Jacques
Jouet glose avec esprit (oulipien) sur l'incipit célèbre
et ses prétendus 16 états du manuscrit, lors d'un colloque
à la BNF en mars 2013 (interventions
publiées dans Bouvard
et Pécuchet : archives et interprétation, textes
réunis et présentés par Anne Herschberg Pierrot et
Jacques Neefs, éd. Cécile Defaut, 2014)
«
À supposer qu'on se demande enfin si je n'ai pas encore une petite
idée derrière la tête pour commenter le déjà
trop commenté "Comme il faisait une
chaleur de trente-trois degrés, le boulevard Bourdon se trouvait
absolument désert.", je répondrais que j'ai
acquis récemment dans une vente privée (je voulais vous
en faire la surprise, mais le fichier image qui était dans mon
ordinateur a malencontreusement disparu ce matin à cause d'un bol
de chocolat renversé sur le clavier) un morceau inconnu du manuscrit
de Bouvard et Pécuchet qui fait état de pas moins
de seize versions successives de cet incipit, ce qui est considérable,
et que je vais vous livrer :
État
n° 1 : Comme il faisait une température glaciaire de - 133°,
le boulevard Bourdon n'existait pas encore.
État n° 2 : Comme il faisait une froidure de - 33°, l'eau
était prise par le gel dans le bassin de l'Arsenal en contrebas
du boulevard Bourdon qui n'était pas très fréquenté.
État n° 3 : Comme il faisait un froid de - 32°, des patineurs
patinaient sur le bassin de l'Arsenal en contrebas du boulevard Bourdon
sur lequel les tapineuses ne songeaient pas à tapiner.

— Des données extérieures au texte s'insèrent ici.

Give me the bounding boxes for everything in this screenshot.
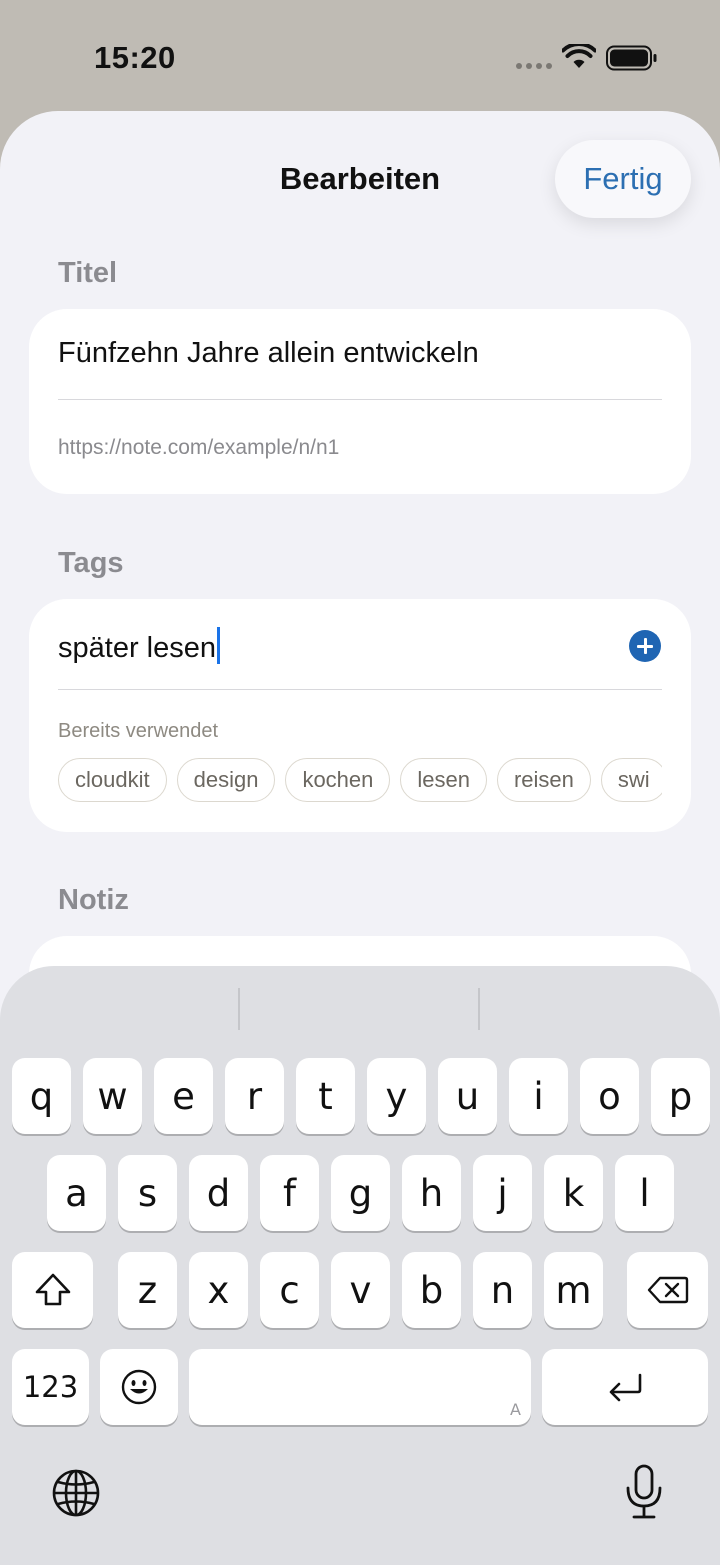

État n° 4 : Comme il faisait un froid de - 13°, les agences
de tourisme du boulevard Bourdon proposaient des voyages en chameau dans
le désert.
État n° 5 : Comme il faisait une froidure de 0°, le boulevard
Bourdon ne bourdonnait d'aucune foule.
État n° 6 : Comme l'hiver connaissait un tout petit réchauffement
à 3° Celsius, le boulevard Bourdon se trouvait un peu moins
désert que la normale saisonnière.
État n°7 : Comme il faisait une température très
douce de 22 degrés sans pic de pollution, le palais Bourbon se
trouvait absolument désert.
État n° 8 : Comme il faisait une chaleur de trente-trois degrés,
le boulevard Bourdon se trouvait absolument désert.
État n° 9 : Comme il faisait une chaleur de 34°, le boulevard
Bourdon se trouvait plein d'abeilles mâles qui vrombissaient.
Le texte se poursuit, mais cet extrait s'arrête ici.